Although data breaches and the sale of personal information are common, cybersecurity and privacy advocates are particularly concerned about 23andMe. Unlike other personal data such as passwords or phone numbers, biometric data like DNA is permanent and cannot be changed.
As data privacy expert Justin Sherman put it in 2023 when scoping out the potential impact of 23andMe’s data breach, the public has only a limited understanding of how current and future technologies will be able to exploit genetic and biometric data. It’s unlikely that many of the people posting their photos on social media in 2005 were aware they were developing training material for future facial recognition systems or providing seed material for nonconsensual deepfakes.
“It’s hard to forecast how the damage of genetic data breaches will unfold years down the line. The potential for genetic data exploitation is only likely to increase,” Sherman wrote.

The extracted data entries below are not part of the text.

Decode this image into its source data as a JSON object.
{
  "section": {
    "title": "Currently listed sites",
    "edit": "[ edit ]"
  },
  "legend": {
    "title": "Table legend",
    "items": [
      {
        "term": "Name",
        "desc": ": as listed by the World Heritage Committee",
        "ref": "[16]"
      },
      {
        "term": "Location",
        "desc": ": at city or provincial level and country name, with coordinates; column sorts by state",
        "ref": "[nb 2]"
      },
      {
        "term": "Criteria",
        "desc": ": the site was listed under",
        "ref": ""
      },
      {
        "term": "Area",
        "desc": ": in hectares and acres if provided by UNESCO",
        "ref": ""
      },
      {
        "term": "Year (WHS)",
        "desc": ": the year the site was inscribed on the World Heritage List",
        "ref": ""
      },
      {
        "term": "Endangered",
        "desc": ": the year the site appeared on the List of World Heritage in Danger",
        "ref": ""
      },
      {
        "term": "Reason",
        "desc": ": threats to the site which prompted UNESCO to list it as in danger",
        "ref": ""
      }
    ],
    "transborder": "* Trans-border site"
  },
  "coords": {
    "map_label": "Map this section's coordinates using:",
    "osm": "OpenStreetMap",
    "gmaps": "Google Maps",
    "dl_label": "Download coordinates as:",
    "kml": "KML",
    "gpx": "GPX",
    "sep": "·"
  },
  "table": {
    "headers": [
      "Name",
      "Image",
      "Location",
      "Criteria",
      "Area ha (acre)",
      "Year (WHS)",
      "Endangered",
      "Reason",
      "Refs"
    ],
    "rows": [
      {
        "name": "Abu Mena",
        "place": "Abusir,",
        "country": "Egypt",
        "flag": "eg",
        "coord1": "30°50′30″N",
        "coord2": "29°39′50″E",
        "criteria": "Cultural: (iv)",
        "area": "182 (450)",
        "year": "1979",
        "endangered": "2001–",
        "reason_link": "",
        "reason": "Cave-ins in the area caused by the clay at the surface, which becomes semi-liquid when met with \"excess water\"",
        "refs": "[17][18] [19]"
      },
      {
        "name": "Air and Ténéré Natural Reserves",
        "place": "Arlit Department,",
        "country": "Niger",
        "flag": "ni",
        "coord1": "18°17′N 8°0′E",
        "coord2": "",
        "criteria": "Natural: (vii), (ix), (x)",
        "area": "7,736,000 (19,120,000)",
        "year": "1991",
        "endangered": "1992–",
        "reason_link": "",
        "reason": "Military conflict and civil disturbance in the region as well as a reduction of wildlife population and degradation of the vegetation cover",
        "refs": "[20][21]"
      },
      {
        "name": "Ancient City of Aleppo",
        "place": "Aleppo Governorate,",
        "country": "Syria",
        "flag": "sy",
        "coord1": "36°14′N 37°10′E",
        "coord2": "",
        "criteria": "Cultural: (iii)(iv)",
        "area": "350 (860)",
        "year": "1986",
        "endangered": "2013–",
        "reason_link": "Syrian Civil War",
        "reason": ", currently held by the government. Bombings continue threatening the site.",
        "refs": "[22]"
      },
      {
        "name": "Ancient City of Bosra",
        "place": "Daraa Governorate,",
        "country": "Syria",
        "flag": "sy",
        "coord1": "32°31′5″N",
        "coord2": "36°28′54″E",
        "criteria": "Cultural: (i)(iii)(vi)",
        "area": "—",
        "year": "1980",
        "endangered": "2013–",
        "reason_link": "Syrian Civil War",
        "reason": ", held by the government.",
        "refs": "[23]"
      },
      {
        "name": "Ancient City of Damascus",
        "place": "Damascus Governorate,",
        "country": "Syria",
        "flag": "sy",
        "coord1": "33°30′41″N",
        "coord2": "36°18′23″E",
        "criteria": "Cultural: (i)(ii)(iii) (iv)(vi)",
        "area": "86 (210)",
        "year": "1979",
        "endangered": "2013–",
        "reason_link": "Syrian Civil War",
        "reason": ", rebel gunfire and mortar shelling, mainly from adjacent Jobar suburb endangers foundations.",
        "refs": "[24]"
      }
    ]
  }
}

In 2023, the Federal Trade Commission highlighted how such biometric data can be used to facilitate identity theft, create deepfakes or link individuals and their data to a host of other digital services across the public and private sector.
Last year, residents in Illinois filed a class-action lawsuit against Verogen, which provides DNA comparison and matching services using testing kits from third-party companies like 23AndMe. They allege that Verogen, through an “undisclosed written agreement” with Meta, placed tracking pixels on its website that linked users of the service to their Facebook profiles. This data, disclosing not only that individuals may have utilized DNA testing services but also explicitly connecting them to the data-rich Facebook profiles, was then sold to marketers, the plaintiffs claim.
Meanwhile, another testing company, Ancestry.com, was sold to private equity firm Blackstone in 2020. Blackstone has since claimed it will not seek to access user DNA data for other business purposes, and a lawsuit filed by former customers alleging the sale would put their genetic data at risk of exposure and abuse was dismissed by an Illinois judge in 2023.
In addition to misuse, such data can often be exposed through data breaches, and 23andMe and other DNA testing companies like Vitagene and Veritas have all had their customers’ data exposed through breaches since 2019.
California Attorney General Rob Bonta issued a March 21 consumer alert about 23andMe’s impending bankruptcy, advising users that under state law they have the right to delete their genetic data, destroy their test saliva samples and revoke permissions for their data to be used in generic research.